EX-3.28 27 d254665dex328.htm BYLAWS OF JEWELL SMOKELESS COAL CORPORATION Bylaws of Jewell Smokeless Coal Corporation

Exhibit 3.28

BY-LAWS

OF

JEWELL SMOKELESS COAL CORPORATION

ARTICLE I

NAME

The name of the corporation shall be that fixed in its charter, namely, Jewell Smokeless Coal Corporation.

ARTICLE II

OBJECTS AND PURPOSES

The objects and purposes of this corporation shall be those stated in its charter.

ARTICLE III

CAPITAL STOCK

The capital stock of the corporation shall consist of the number of shares and of the par value as stated in the charter or any amendment thereto.


ARTICLE IV

STOCKHOLDERS’ MEETING

The annual meeting of the stockholders of the corporation shall be held at the offices of the corporation on the second Tuesday of December of each year for the purpose of electing directors and transacting such other business as may properly come before the meeting. Notice of such annual meeting shall be given stockholders appearing on the books of the corporation by sending through the post office or otherwise to their address appearing on the books of the corporation at least ten (10) days prior to the meeting, a written or printed notice signed by the secretary stating the time, place of holding and purpose of such meeting.
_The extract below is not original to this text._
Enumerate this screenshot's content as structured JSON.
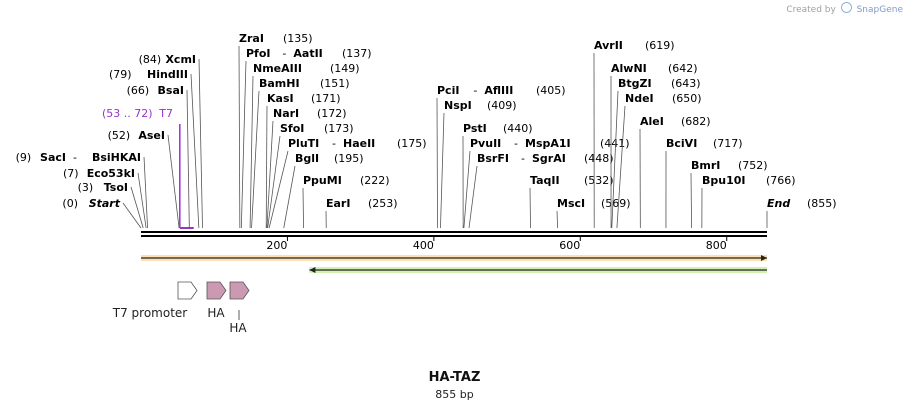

Special meetings of the stockholders may be called by the board of directors and notice thereof shall be given in the same manner as provided with respect to the annual meeting.

ARTICLE V

BOARD OF DIRECTORS

Sec. 1. The board of directors shall have general supervision and management of the business of this corporation and shall fix the compensation of all officers of the corporation.

Sec. 2. The board of directors shall consist of not less than three nor more than five persons who may or may not be stockholders in the corporation. They shall be elected immediately after the adoption of the by-laws and annually thereafter at the annual meeting of the stockholders.


Sec. 3. Whenever a vacancy shall occur in the board of directors by death, resignation, or otherwise, it shall be filled without undue delay by the majority of votes of the remaining members of the board of directors or by the stockholders. The person chosen shall hold the office until the next annual meeting of stockholders or until his successor is elected and qualified.

Sec. 4. The annual meeting of the directors shall be held immediately following the annual meeting of the stockholders. Special meetings of the directors may be held at any time upon call of the president or upon the call of a majority of the board of directors.

Sec. 5. A majority of the directors shall constitute a quorum at all meetings of the board.

ARTICLE VI

OFFICERS

1. The officers of this company shall consist of a president, vice president, secretary and treasurer, and such other officers as shall from time to time be chosen and appointed.

2. The president shall preside at all meetings of the directors and stockholders and shall have general charge of and control over the affairs of the corporation subject to the board of directors.

3. The vice president shall perform such duties as may be assigned to him by the board of directors. In case of the death, disability or absence of the president, he shall perform and be vested with all the duties and powers of the president.


4. The secretary shall countersign all certificates of stock of the company. He shall keep a record of the minutes of the proceedings of meetings of stockholders and directors, and shall give notice as required by these by-laws of all such meetings. He shall have custody of all books, records and papers of the company, except such as shall be in the charge of the treasurer, or of some other person authorized to have custody and possession thereof by a resolution of the board of directors. The secretary shall also perform all other duties and functions imposed upon, or delegated to, him by resolution of the board of directors.

5. The treasurer shall have over-all charge of the finances of the company and shall perform all other duties and functions imposed upon or delegated to him by resolution of the board of directors.

6. The salaries of all officers shall be fixed by the board of directors, and may be changed from time to time by a majority vote of the board.

7. Each of such officers shall serve for the term of one year or until the next annual election.

ARTICLE VII

CORPORATION SEAL

The corporate seal of the company shall be circular in form, not exceeding two inches in diameter, and shall have inscribed thereon, “Jewell Smokeless Coal Corporation - Virginia, 1971 - Seal.”


ARTICLE VIII

AMENDMENTS

These by-laws may be amended, added to or altered by a majority of the stockholders in number of shares held at any regular meeting or special meeting called for that purpose, but no by-laws regulating the election of officers and directors for the corporation shall be made within thirty (30) days before any election.